The study says the most significant impact on people obtaining health insurance correlates to the expansion of Medicaid and the generous subsidies for individuals who purchase their plans through the Obamacare exchange (the individual market).

The individual mandate is a tax and that tax hits middle-class taxpayers the most. Nearly 80 percent of those who paid the penalty made less than $50,000 per year. It operates as a mechanism to subsidize those with pre-existing conditions. Surely there can be a better way to see that people with such conditions are given a chance to purchase a plan that is affordable.

Finally, the CBO estimates rely on numbers that don't make much sense when given a closer look.
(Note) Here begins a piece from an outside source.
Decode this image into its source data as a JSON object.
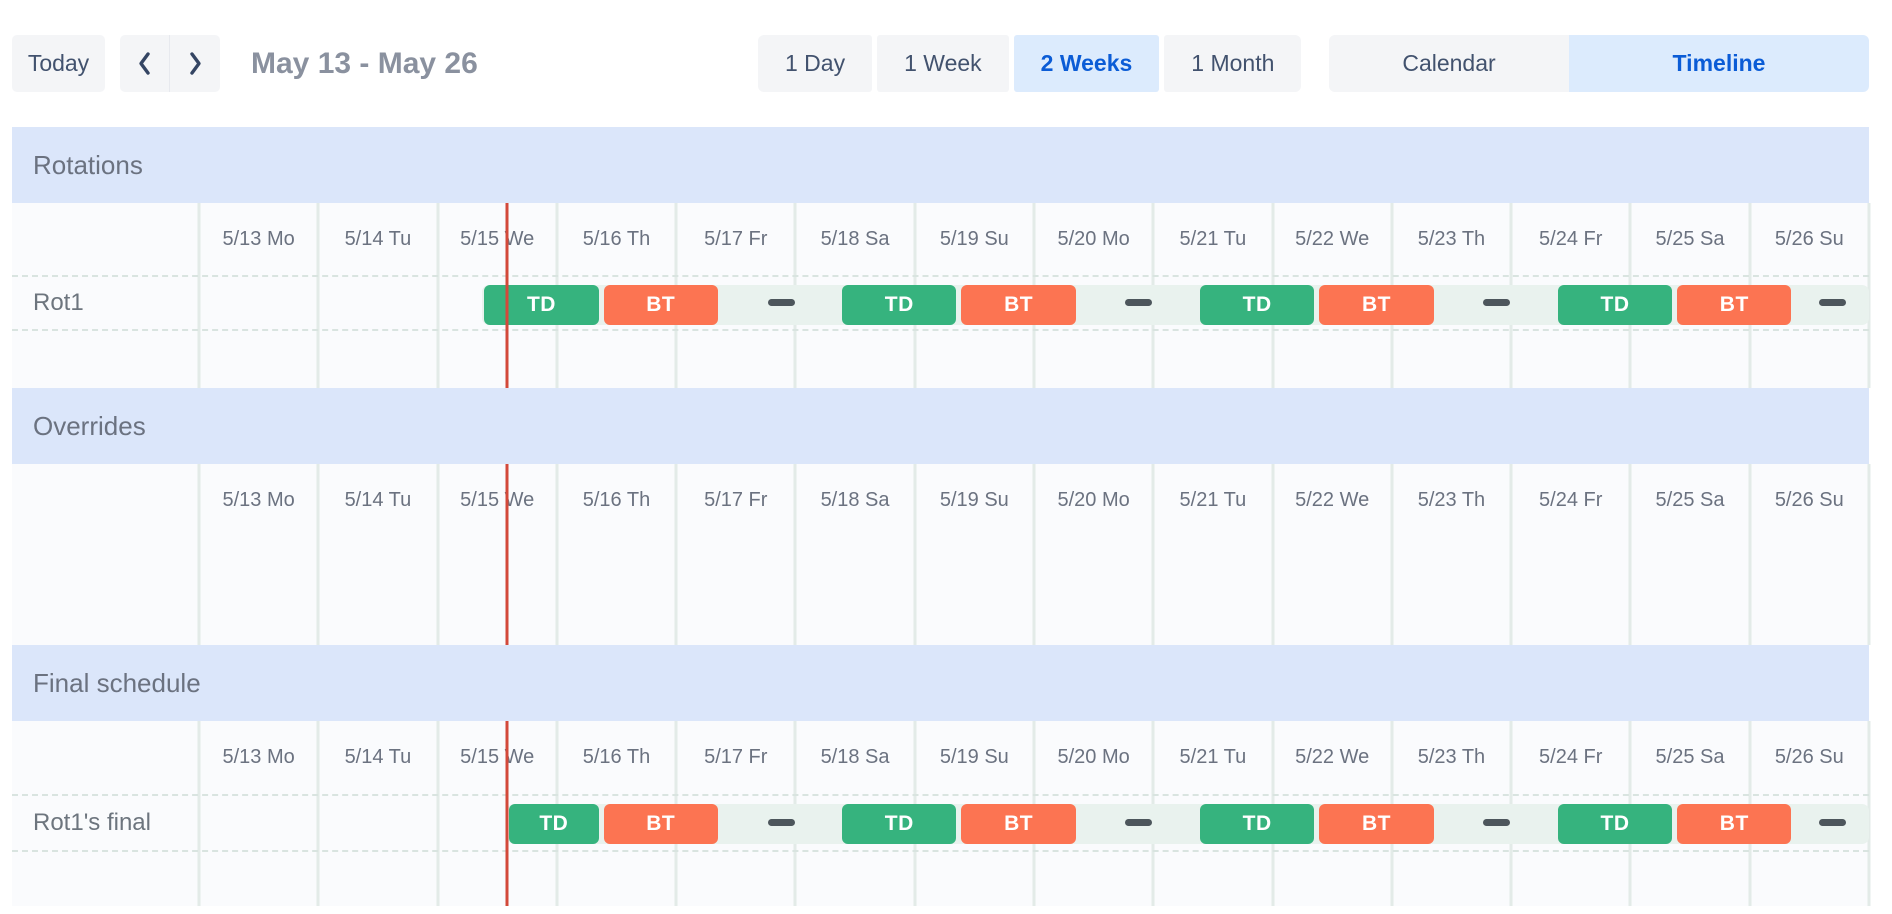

For example, the CBO says that anywhere from 13 million to 15 million fewer people would have health care without a mandate. Of course, without any hard data to suggest the mandate is the reason people bought plans in the first place, it's hard to see how they arrive at such a conclusion.

The CBO said in one projection that 15 million fewer people would be insured in 2018 without the mandate. They suggest 6 million would drop out of the individual market, 6 million would drop their employer plans, and 3 million would drop Medicaid. As I said, there's nothing that shows what effect the mandate has on people's decisions to purchase plans, so it stands to reason it's perfectly acceptable to be skeptical of the CBO's predictions on those dropping their health care plans.

The CBO's track record on estimating those insured vs. those uninsured is spotty at best. But it remains a reliable source for crunching numbers. They determine that repealing the individual mandate would result in $338 billion over 10 years. That's serious money.

It's also why it should very much be any part of the GOP's tax plans.